Il termine per presentare le istanze di adeguamento al nuovo regolamento di Roma sulle occupazioni di suolo pubblico slitta dal 31 dicembre 2025 al 30 marzo 2026. Leggiamo di seguito un estratto dell’articolo pubblicato su Roma News 24.

I dehors a Roma

ROMA – Il rischio era quello di un vero e proprio ingorgo amministrativo, con circa quattromila pratiche destinate a riversarsi nei Municipi tra Natale e Capodanno. Una pressione difficile da gestire sia per gli uffici sia per i titolari di bar e ristoranti della Capitale. Alla fine, però, il Campidoglio ha scelto la strada della proroga.

Con un emendamento approvato in Aula Giulio Cesare, il termine per presentare le istanze di adeguamento al nuovo regolamento capitolino sulle occupazioni di suolo pubblico slitta dal 31 dicembre 2025 al 30 marzo 2026.

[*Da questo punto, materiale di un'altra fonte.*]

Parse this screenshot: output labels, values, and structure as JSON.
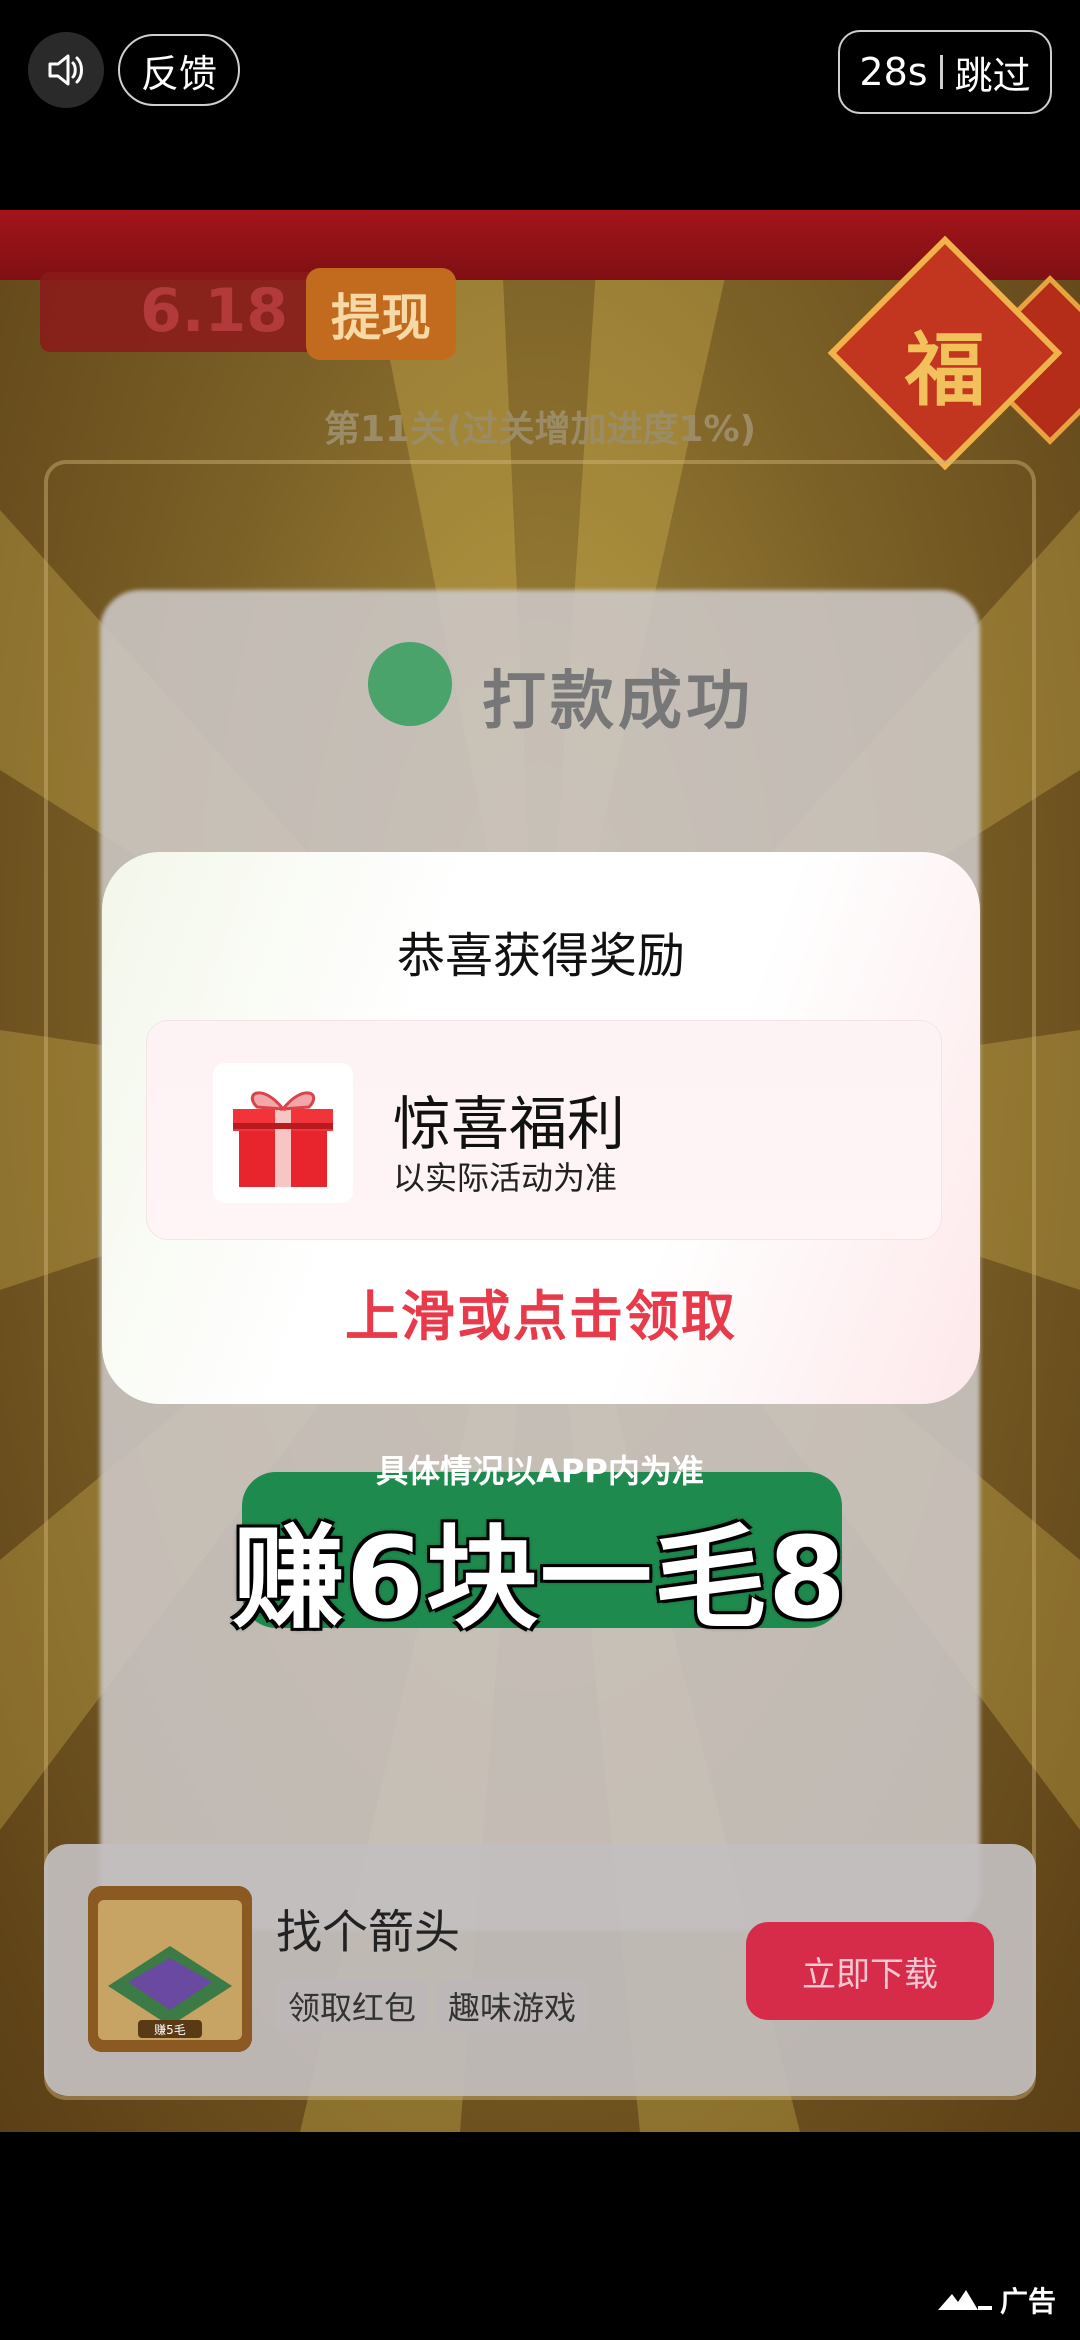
{
  "topbar": {
    "feedback_label": "反馈",
    "countdown": "28s",
    "skip_label": "跳过"
  },
  "game": {
    "balance": "6.18",
    "withdraw_label": "提现",
    "level_text": "第11关(过关增加进度1%)",
    "fu_char": "福",
    "blurred_title": "打款成功",
    "earn_text": "赚6块一毛8",
    "detail_note": "具体情况以APP内为准"
  },
  "modal": {
    "title": "恭喜获得奖励",
    "reward_name": "惊喜福利",
    "reward_sub": "以实际活动为准",
    "claim_label": "上滑或点击领取"
  },
  "appcard": {
    "name": "找个箭头",
    "tags": [
      "领取红包",
      "趣味游戏"
    ],
    "download_label": "立即下载",
    "icon_caption": "赚5毛"
  },
  "ad_label": "广告",
  "colors": {
    "claim_red": "#e83a4a",
    "download_red": "#d62c4a"
  }
}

La modifica non interviene direttamente sul regolamento Osp, che con tutta probabilità sarà oggetto di ulteriori aggiornamenti nei prossimi mesi, ma sul Regolamento generale delle entrate.

Una scelta tecnica che consente comunque di ottenere l’effetto più immediato: concedere più tempo agli esercenti per mettersi in regola senza bloccare l’attività amministrativa durante le festività.

La proroga riguarda tutte le attività interessate, sia quelle che hanno usufruito delle concessioni straordinarie introdotte durante la pandemia Covid, sia quelle che già prima avevano tavolini e spazi esterni autorizzati.